"Dans l'avant-dernier jour de septembre, un groupe d'hommes, commandé par le lieutenant Raphaël Vallejo, entra dans la maison de José Alvaro Cruz à la recherche d'une paire de chaussures en bon état. Lorsqu'ils ressortirent de la maison un instant après, Raphaël Vallejo portait une paire de bottes sous le bras..."L'histoire se passe dans un village d'Amérique Centrale. Alors que le lieutenant essaie les bottes, le vieil Eladio, voisin et domestique de José Alvaro, s'approche des guérilleros. La rencontre est d'abord amicale, mais quand Eladio voit les bottes de son maître aux pieds du lieutenant, il veut les reprendre. Un des guérilleros, le jeune Eduardo, l'assomme et tous repartent vers les montagnes. Quand Eladio se réveille, il n'hésite pas un instant : il décide de se lancer à leur poursuite pour récupérer les bottes de son maître.
On va suivre Eladio dans sa quête à travers les collines. Mais son voyage va être bien plus long que ce qu'il avait prévu. Les montagnes où sont sans doute cachés les guérilleros sont à des jours de marche et le vieil Eladio n'a plus les forces nécessaires qui lui permettraient d'atteindre son but. C'est sa fierté, son courage, son abnégation qui vont le soutenir dans son expédition.
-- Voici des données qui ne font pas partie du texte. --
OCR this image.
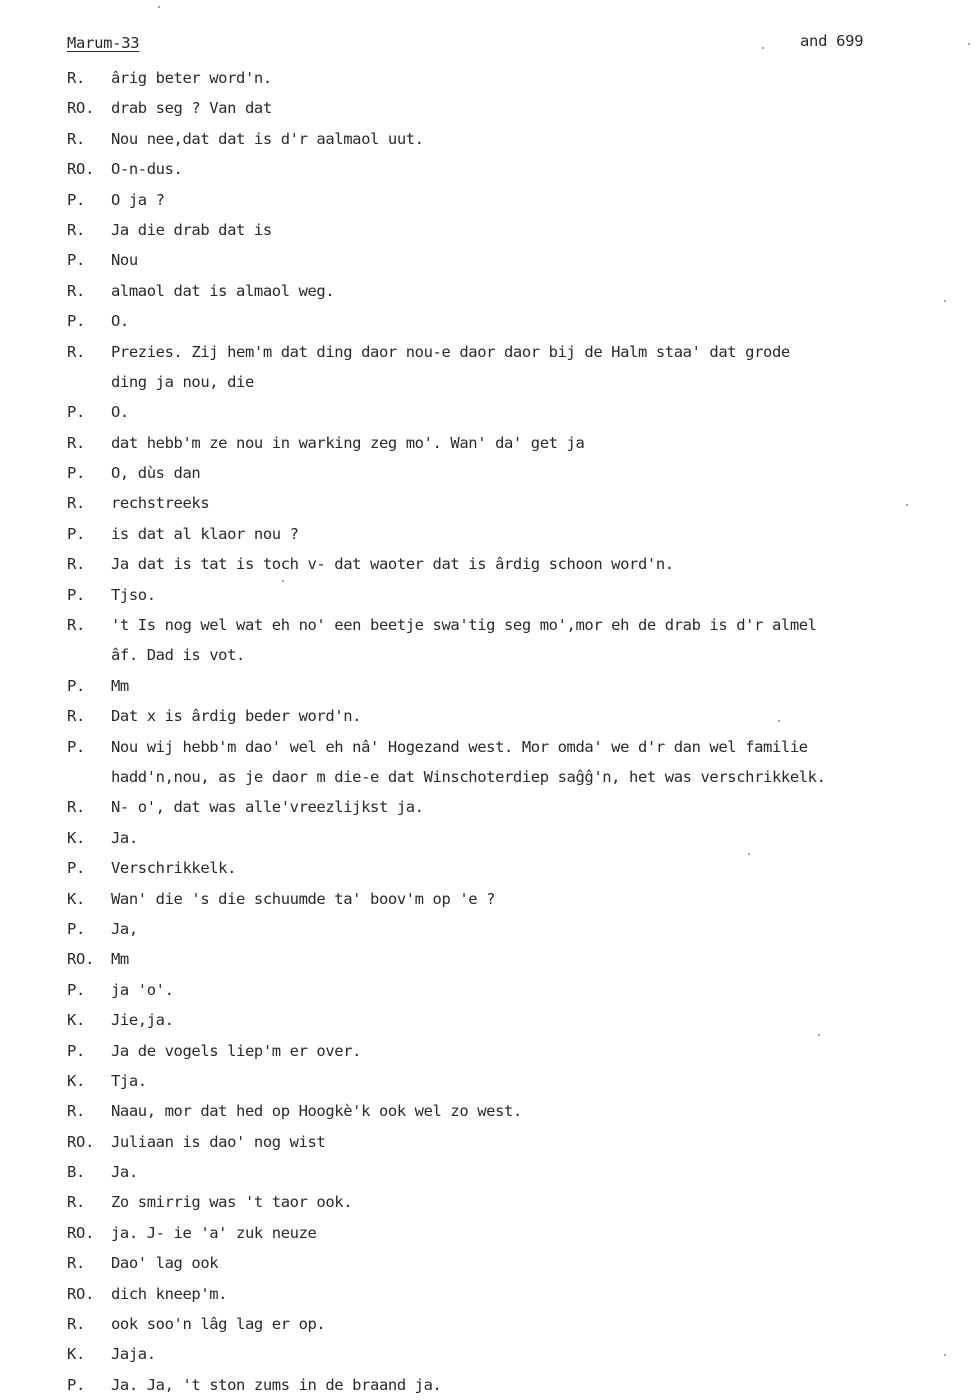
Marum-33	and 699
R.	ârig beter word'n.
RO.	drab seg ? Van dat
R.	Nou nee,dat dat is d'r aalmaol uut.
RO.	O-n-dus.
P.	O ja ?
R.	Ja die drab dat is
P.	Nou
R.	almaol dat is almaol weg.
P.	O.
R.	Prezies. Zij hem'm dat ding daor nou-e daor daor bij de Halm staa' dat grode
ding ja nou, die
P.	O.
R.	dat hebb'm ze nou in warking zeg mo'. Wan' da' get ja
P.	O, dùs dan
R.	rechstreeks
P.	is dat al klaor nou ?
R.	Ja dat is tat is toch v- dat waoter dat is ârdig schoon word'n.
P.	Tjso.
R.	't Is nog wel wat eh no' een beetje swa'tig seg mo',mor eh de drab is d'r almel
âf. Dad is vot.
P.	Mm
R.	Dat x is ârdig beder word'n.
P.	Nou wij hebb'm dao' wel eh nâ' Hogezand west. Mor omda' we d'r dan wel familie
hadd'n,nou, as je daor m die-e dat Winschoterdiep saĝĝ'n, het was verschrikkelk.
R.	N- o', dat was alle'vreezlijkst ja.
K.	Ja.
P.	Verschrikkelk.
K.	Wan' die 's die schuumde ta' boov'm op 'e ?
P.	Ja,
RO.	Mm
P.	ja 'o'.
K.	Jie,ja.
P.	Ja de vogels liep'm er over.
K.	Tja.
R.	Naau, mor dat hed op Hoogkè'k ook wel zo west.
RO.	Juliaan is dao' nog wist
B.	Ja.
R.	Zo smirrig was 't taor ook.
RO.	ja. J- ie 'a' zuk neuze
R.	Dao' lag ook
RO.	dich kneep'm.
R.	ook soo'n lâg lag er op.
K.	Jaja.
P.	Ja. Ja, 't ston zums in de braand ja.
Le texte est fait d'un long monologue entrecoupé d'un échange sous forme de dialogue imaginaire avec son maître. Des descriptions sur la nature et les objets rencontrés sur son chemin entrecoupent le monologue intérieur.
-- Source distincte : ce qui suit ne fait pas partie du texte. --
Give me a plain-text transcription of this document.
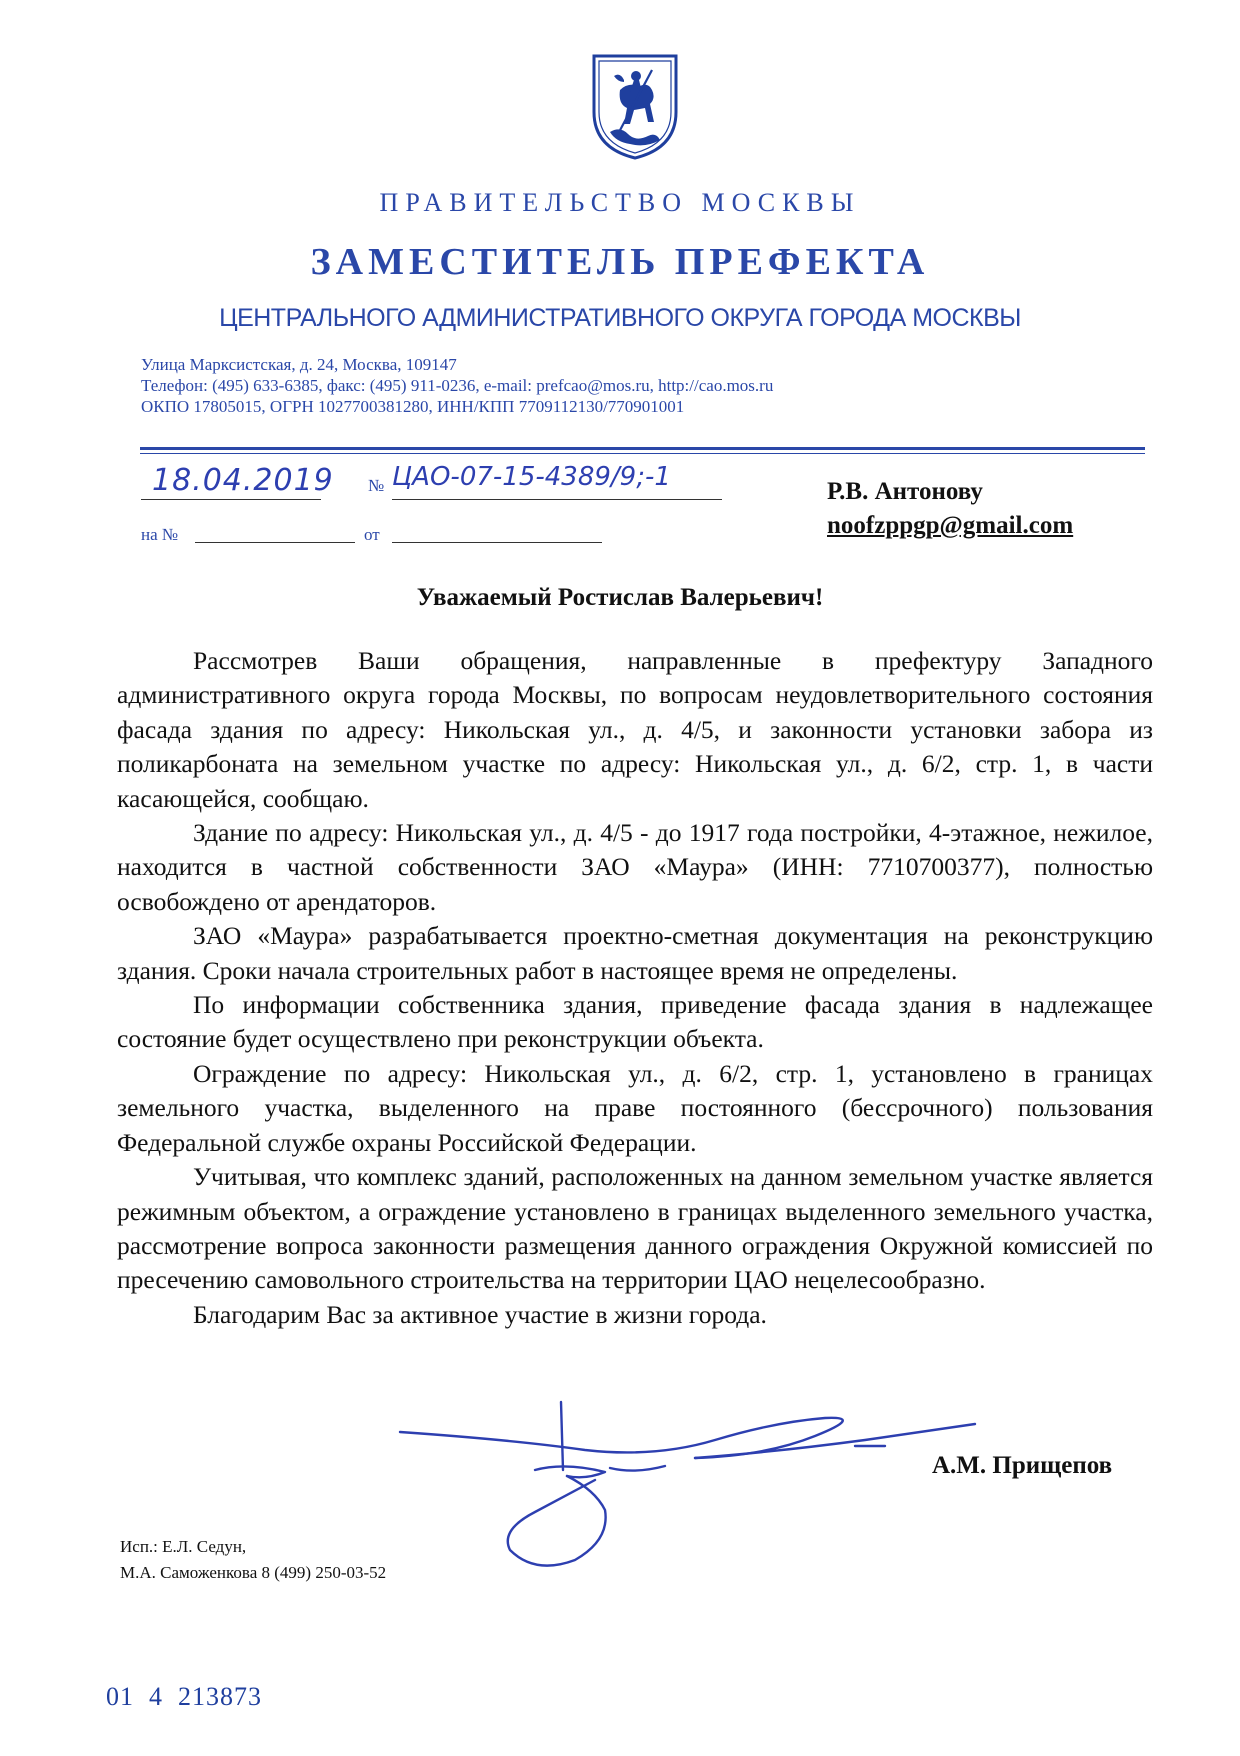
ПРАВИТЕЛЬСТВО МОСКВЫ
ЗАМЕСТИТЕЛЬ ПРЕФЕКТА
ЦЕНТРАЛЬНОГО АДМИНИСТРАТИВНОГО ОКРУГА ГОРОДА МОСКВЫ
Улица Марксистская, д. 24, Москва, 109147
Телефон: (495) 633-6385, факс: (495) 911-0236, e-mail: prefcao@mos.ru, http://cao.mos.ru
ОКПО 17805015, ОГРН 1027700381280, ИНН/КПП 7709112130/770901001
18.04.2019 № ЦАО-07-15-4389/9;-1
на №	от
Р.В. Антонову
noofzppgp@gmail.com
Уважаемый Ростислав Валерьевич!

Рассмотрев Ваши обращения, направленные в префектуру Западного административного округа города Москвы, по вопросам неудовлетворительного состояния фасада здания по адресу: Никольская ул., д. 4/5, и законности установки забора из поликарбоната на земельном участке по адресу: Никольская ул., д. 6/2, стр. 1, в части касающейся, сообщаю.

Здание по адресу: Никольская ул., д. 4/5 - до 1917 года постройки, 4-этажное, нежилое, находится в частной собственности ЗАО «Маура» (ИНН: 7710700377), полностью освобождено от арендаторов.

ЗАО «Маура» разрабатывается проектно-сметная документация на реконструкцию здания. Сроки начала строительных работ в настоящее время не определены.

По информации собственника здания, приведение фасада здания в надлежащее состояние будет осуществлено при реконструкции объекта.

Ограждение по адресу: Никольская ул., д. 6/2, стр. 1, установлено в границах земельного участка, выделенного на праве постоянного (бессрочного) пользования Федеральной службе охраны Российской Федерации.

Учитывая, что комплекс зданий, расположенных на данном земельном участке является режимным объектом, а ограждение установлено в границах выделенного земельного участка, рассмотрение вопроса законности размещения данного ограждения Окружной комиссией по пресечению самовольного строительства на территории ЦАО нецелесообразно.

Благодарим Вас за активное участие в жизни города.

А.М. Прищепов
Исп.: Е.Л. Седун,
М.А. Саможенкова 8 (499) 250-03-52
01  4  213873
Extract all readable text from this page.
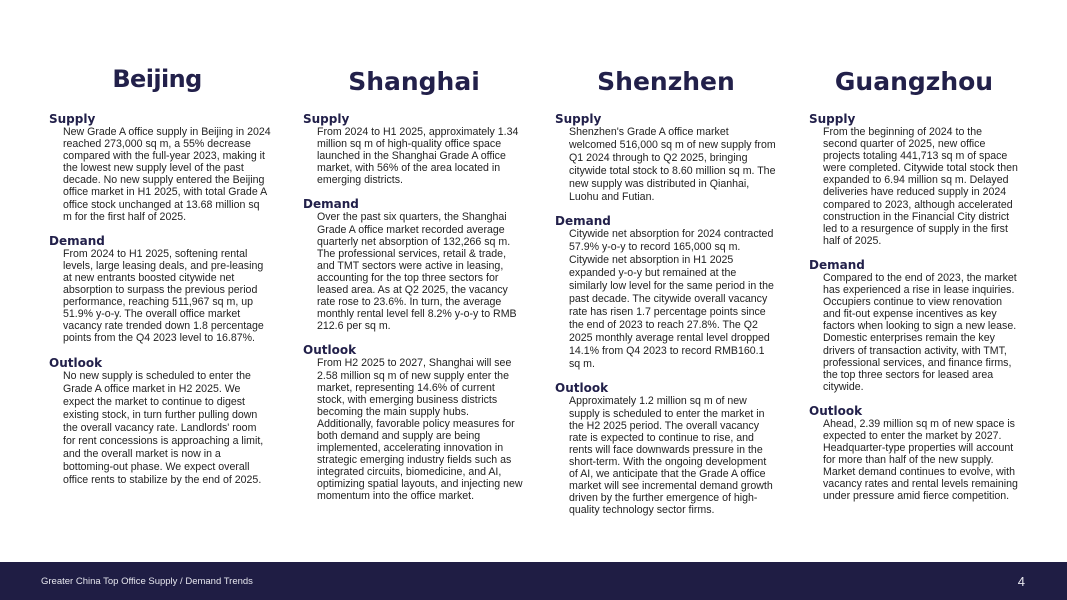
Beijing
Supply

New Grade A office supply in Beijing in 2024 reached 273,000 sq m, a 55% decrease compared with the full-year 2023, making it the lowest new supply level of the past decade. No new supply entered the Beijing office market in H1 2025, with total Grade A office stock unchanged at 13.68 million sq m for the first half of 2025.

Demand

From 2024 to H1 2025, softening rental levels, large leasing deals, and pre-leasing at new entrants boosted citywide net absorption to surpass the previous period performance, reaching 511,967 sq m, up 51.9% y-o-y. The overall office market vacancy rate trended down 1.8 percentage points from the Q4 2023 level to 16.87%.

Outlook

No new supply is scheduled to enter the Grade A office market in H2 2025. We expect the market to continue to digest existing stock, in turn further pulling down the overall vacancy rate. Landlords' room for rent concessions is approaching a limit, and the overall market is now in a bottoming-out phase. We expect overall office rents to stabilize by the end of 2025.

Shanghai
Supply

From 2024 to H1 2025, approximately 1.34 million sq m of high-quality office space launched in the Shanghai Grade A office market, with 56% of the area located in emerging districts.

Demand

Over the past six quarters, the Shanghai Grade A office market recorded average quarterly net absorption of 132,266 sq m. The professional services, retail & trade, and TMT sectors were active in leasing, accounting for the top three sectors for leased area. As at Q2 2025, the vacancy rate rose to 23.6%. In turn, the average monthly rental level fell 8.2% y-o-y to RMB 212.6 per sq m.

Outlook

From H2 2025 to 2027, Shanghai will see 2.58 million sq m of new supply enter the market, representing 14.6% of current stock, with emerging business districts becoming the main supply hubs. Additionally, favorable policy measures for both demand and supply are being implemented, accelerating innovation in strategic emerging industry fields such as integrated circuits, biomedicine, and AI, optimizing spatial layouts, and injecting new momentum into the office market.

Shenzhen
Supply

Shenzhen's Grade A office market welcomed 516,000 sq m of new supply from Q1 2024 through to Q2 2025, bringing citywide total stock to 8.60 million sq m. The new supply was distributed in Qianhai, Luohu and Futian.

Demand

Citywide net absorption for 2024 contracted 57.9% y-o-y to record 165,000 sq m. Citywide net absorption in H1 2025 expanded y-o-y but remained at the similarly low level for the same period in the past decade. The citywide overall vacancy rate has risen 1.7 percentage points since the end of 2023 to reach 27.8%. The Q2 2025 monthly average rental level dropped 14.1% from Q4 2023 to record RMB160.1 sq m.

Outlook

Approximately 1.2 million sq m of new supply is scheduled to enter the market in the H2 2025 period. The overall vacancy rate is expected to continue to rise, and rents will face downwards pressure in the short-term. With the ongoing development of AI, we anticipate that the Grade A office market will see incremental demand growth driven by the further emergence of high-quality technology sector firms.

Guangzhou
Supply

From the beginning of 2024 to the second quarter of 2025, new office projects totaling 441,713 sq m of space were completed. Citywide total stock then expanded to 6.94 million sq m. Delayed deliveries have reduced supply in 2024 compared to 2023, although accelerated construction in the Financial City district led to a resurgence of supply in the first half of 2025.

Demand

Compared to the end of 2023, the market has experienced a rise in lease inquiries. Occupiers continue to view renovation and fit-out expense incentives as key factors when looking to sign a new lease. Domestic enterprises remain the key drivers of transaction activity, with TMT, professional services, and finance firms, the top three sectors for leased area citywide.

Outlook

Ahead, 2.39 million sq m of new space is expected to enter the market by 2027. Headquarter-type properties will account for more than half of the new supply. Market demand continues to evolve, with vacancy rates and rental levels remaining under pressure amid fierce competition.

Greater China Top Office Supply / Demand Trends	4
Au fil des heures, sa marche devient un calvaire : il a faim, il a soif, il a froid, la fatigue le fait plier sur ses jambes. Il avance, même si des moments de désespoir l'envahissent. Sa raison reprend parfois le dessus pour l'inciter à renoncer mais sa fierté ressurgit et il continue d'avancer.
Avec les mots simples auxquels il nous a habitué, Hubert Mingarelli une fois encore, raconte une histoire dépouillée à l'extrême qui nous fait découvrir un homme capable de dépasser toutes ses certitudes et ses contradictions, les limites de sa fierté, de son angoisse et de sa raison pour arriver à l'essentiel, à ce qu'est la dignité humaine tout simplement. Mais nous savons nous lecteurs ce qu'Eladio ne sait pas : ce qu'il croit être de la neige qui tombe et qu'il a espérée n'est que brins de cendres qui donnent tout son sens au roman.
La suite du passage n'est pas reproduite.